The truth about pelvic inflammatory disease (PID)
Infection is never fun - fever, pain, feeling like you're wading through treacle. But when it sets up camp deep inside your pelvis, at the heart of your womanly organs, it can be particularly hard to take.
Your womb is connected to your ovaries via two tubes called the Fallopian tubes - eggs released by your ovary pass down these to the womb. Travel is supposed to be one-way, non-stop from the ovaries to the womb. If an egg is fertilised and attaches to the inside of one of the tubes before it reaches the womb, the result is an ectopic pregnancy. Endometriosis may be related to cells from the womb lining travelling back up the Fallopian tubes and spilling out into the pelvis. And if infection travels upwards, affecting the womb and Fallopian tubes (and sometimes the ovaries), the result is pelvic inflammatory disease.

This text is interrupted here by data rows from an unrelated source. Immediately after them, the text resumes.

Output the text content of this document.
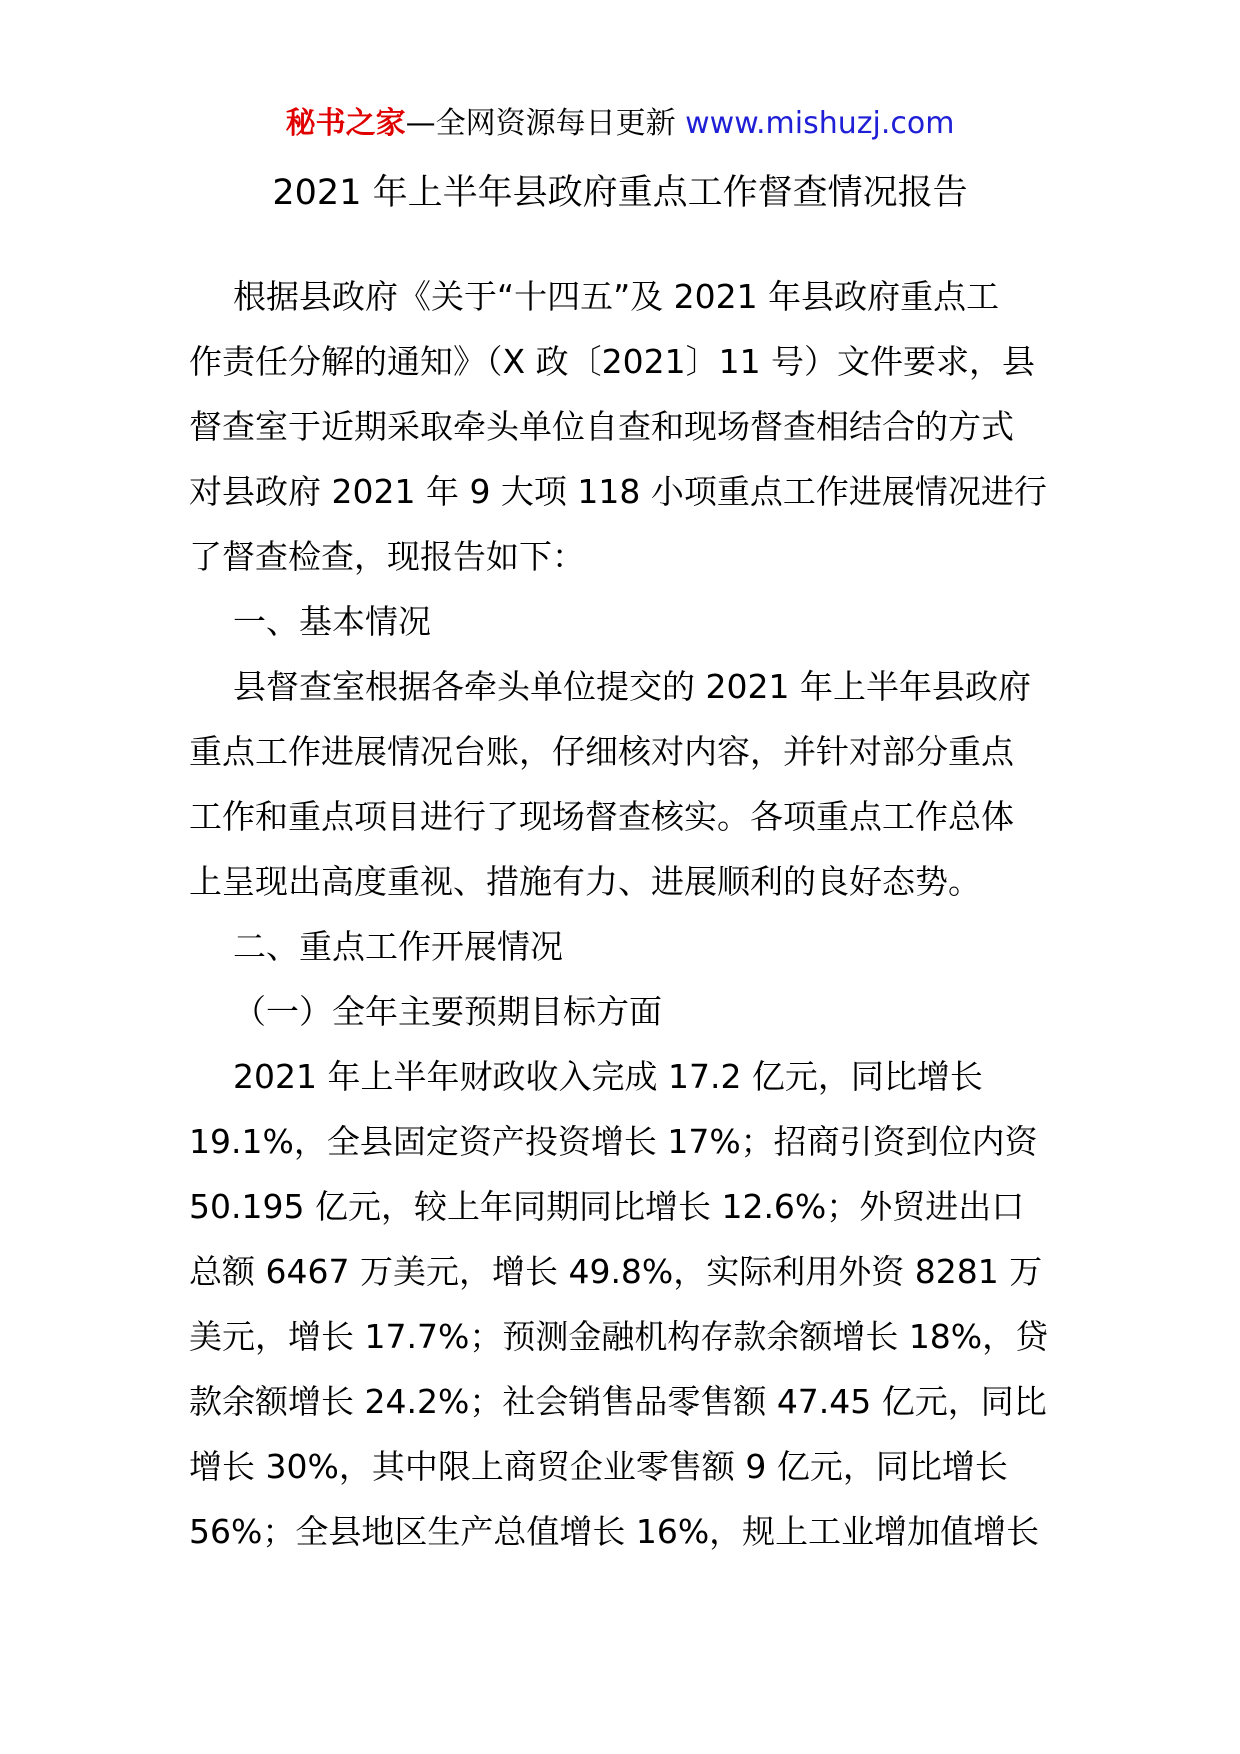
秘书之家—全网资源每日更新 www.mishuzj.com
2021 年上半年县政府重点工作督查情况报告
根据县政府《关于“十四五”及 2021 年县政府重点工
作责任分解的通知》（X 政〔2021〕11 号）文件要求，县
督查室于近期采取牵头单位自查和现场督查相结合的方式
对县政府 2021 年 9 大项 118 小项重点工作进展情况进行
了督查检查，现报告如下：
一、基本情况
县督查室根据各牵头单位提交的 2021 年上半年县政府
重点工作进展情况台账，仔细核对内容，并针对部分重点
工作和重点项目进行了现场督查核实。各项重点工作总体
上呈现出高度重视、措施有力、进展顺利的良好态势。
二、重点工作开展情况
（一）全年主要预期目标方面
2021 年上半年财政收入完成 17.2 亿元，同比增长
19.1%，全县固定资产投资增长 17%；招商引资到位内资
50.195 亿元，较上年同期同比增长 12.6%；外贸进出口
总额 6467 万美元，增长 49.8%，实际利用外资 8281 万
美元，增长 17.7%；预测金融机构存款余额增长 18%，贷
款余额增长 24.2%；社会销售品零售额 47.45 亿元，同比
增长 30%，其中限上商贸企业零售额 9 亿元，同比增长
56%；全县地区生产总值增长 16%，规上工业增加值增长
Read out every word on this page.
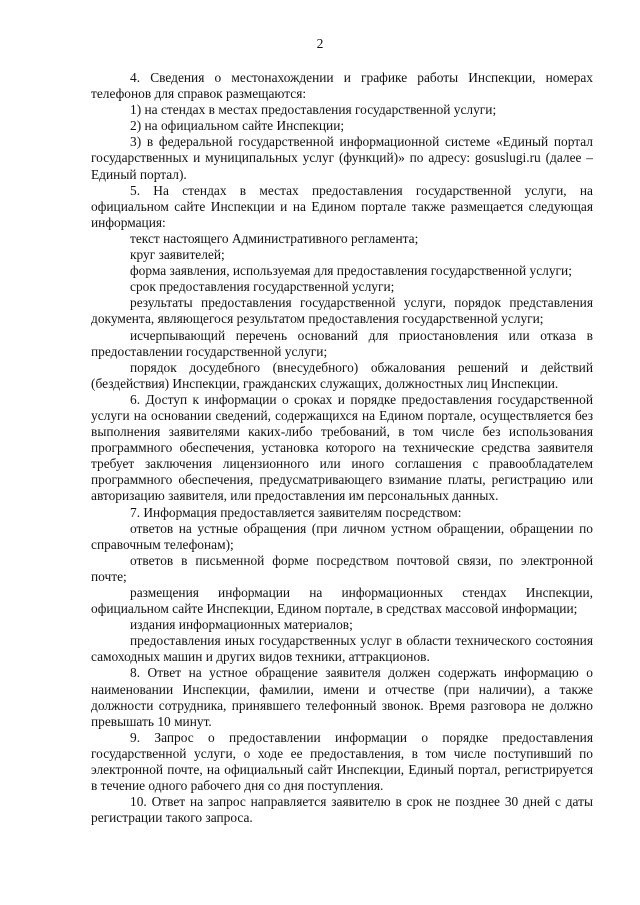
2

4. Сведения о местонахождении и графике работы Инспекции, номерах телефонов для справок размещаются:

1) на стендах в местах предоставления государственной услуги;

2) на официальном сайте Инспекции;

3) в федеральной государственной информационной системе «Единый портал государственных и муниципальных услуг (функций)» по адресу: gosuslugi.ru (далее – Единый портал).

5. На стендах в местах предоставления государственной услуги, на официальном сайте Инспекции и на Едином портале также размещается следующая информация:

текст настоящего Административного регламента;

круг заявителей;

форма заявления, используемая для предоставления государственной услуги;

срок предоставления государственной услуги;

результаты предоставления государственной услуги, порядок представления документа, являющегося результатом предоставления государственной услуги;

исчерпывающий перечень оснований для приостановления или отказа в предоставлении государственной услуги;

порядок досудебного (внесудебного) обжалования решений и действий (бездействия) Инспекции, гражданских служащих, должностных лиц Инспекции.

6. Доступ к информации о сроках и порядке предоставления государственной услуги на основании сведений, содержащихся на Едином портале, осуществляется без выполнения заявителями каких-либо требований, в том числе без использования программного обеспечения, установка которого на технические средства заявителя требует заключения лицензионного или иного соглашения с правообладателем программного обеспечения, предусматривающего взимание платы, регистрацию или авторизацию заявителя, или предоставления им персональных данных.

7. Информация предоставляется заявителям посредством:

ответов на устные обращения (при личном устном обращении, обращении по справочным телефонам);

ответов в письменной форме посредством почтовой связи, по электронной почте;

размещения информации на информационных стендах Инспекции, официальном сайте Инспекции, Едином портале, в средствах массовой информации;

издания информационных материалов;

предоставления иных государственных услуг в области технического состояния самоходных машин и других видов техники, аттракционов.

8. Ответ на устное обращение заявителя должен содержать информацию о наименовании Инспекции, фамилии, имени и отчестве (при наличии), а также должности сотрудника, принявшего телефонный звонок. Время разговора не должно превышать 10 минут.

9. Запрос о предоставлении информации о порядке предоставления государственной услуги, о ходе ее предоставления, в том числе поступивший по электронной почте, на официальный сайт Инспекции, Единый портал, регистрируется в течение одного рабочего дня со дня поступления.

10. Ответ на запрос направляется заявителю в срок не позднее 30 дней с даты регистрации такого запроса.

Perhaps not surprisingly given that it's an 'inflammatory disease', pain is the most common symptom. In some cases it can be mild - and in the case of chlamydia infections may not turn up at all until you've had the infection for some time. The pain is mostly centred over the pelvic region - the lower tummy and deep down between your groins - but some people get low back pain too. Pain may be worse when you make love - usually so-called 'deep dyspareunia', which is worse on deep penetration (superficial dyspareunia, at the entrance of the vagina, is more commonly linked to vaginal problems or issues around the vaginal entrance. Some patients also get fever. The colour and smell of vaginal discharge depends largely on the cause of the infection, but about one in four people get abnormal vaginal bleeding - after sex, between periods, or heavier periods.
If you think there's any chance you might have PID, make an appointment with your doctor. The earlier it's treated, the better the chances of avoiding long-term complications. Your doctor will arrange swabs, urine (and sometimes blood) tests, and possibly an ultrasound scan of your pelvic organs. It's also very important for any sexual contacts to be treated even if they don't have symptoms, to reduce the chance of them developing problems or infecting others.
Although the infection that causes PID can usually be treated, scarring from the inflammation can cause problems in the longer term. These include ongoing pain, particularly when you make love; difficulty getting pregnant; and an increased risk of pregnancy outside the womb if you do conceive.
PID is usually caused by a sexually transmitted infection, or STI, with chlamydia high on the list, along with gonorrhoea. STIs aren't someone else's problem - we all need to take care. In England alone, there are about 440,000 people diagnosed with STIs every year, while in the USA it's about 5.6 million (excluding HPV infection which isn't included in the UK statistics.
When I was a medical student, I scarcely ever saw a case of gonorrhoea. These days, it's far from rare - and not just among young people. In the USA, about 820,000 people are infected with gonorrhoea every year and 30% of them are over 25. In the UK, it's the second most common STI after chlamydia, with more than 25,000 new cases diagnosed a year - up from about 12,000 a decade ago.
Chlamydia is also on the rise - in England, chlamydia accounts for nearly half of all STIs diagnosed and about one in 20 women are infected. In the USA, there are about 2.86 million diagnoses a year. One of the reasons it's so easy for chlamydia to spread is because unlike some other STIs, it often doesn't cause symptoms in the short term. That means your partner may have no idea they're passing it on to you, and you may not know you've got it until you develop complications like PID, fertility problems or miscarriage.
The moral of the story? Do practise safe sex and get regular STI screens if you're sexually active with a new partner. You may not think condoms are cool, but they're a great deal less hassle than PID!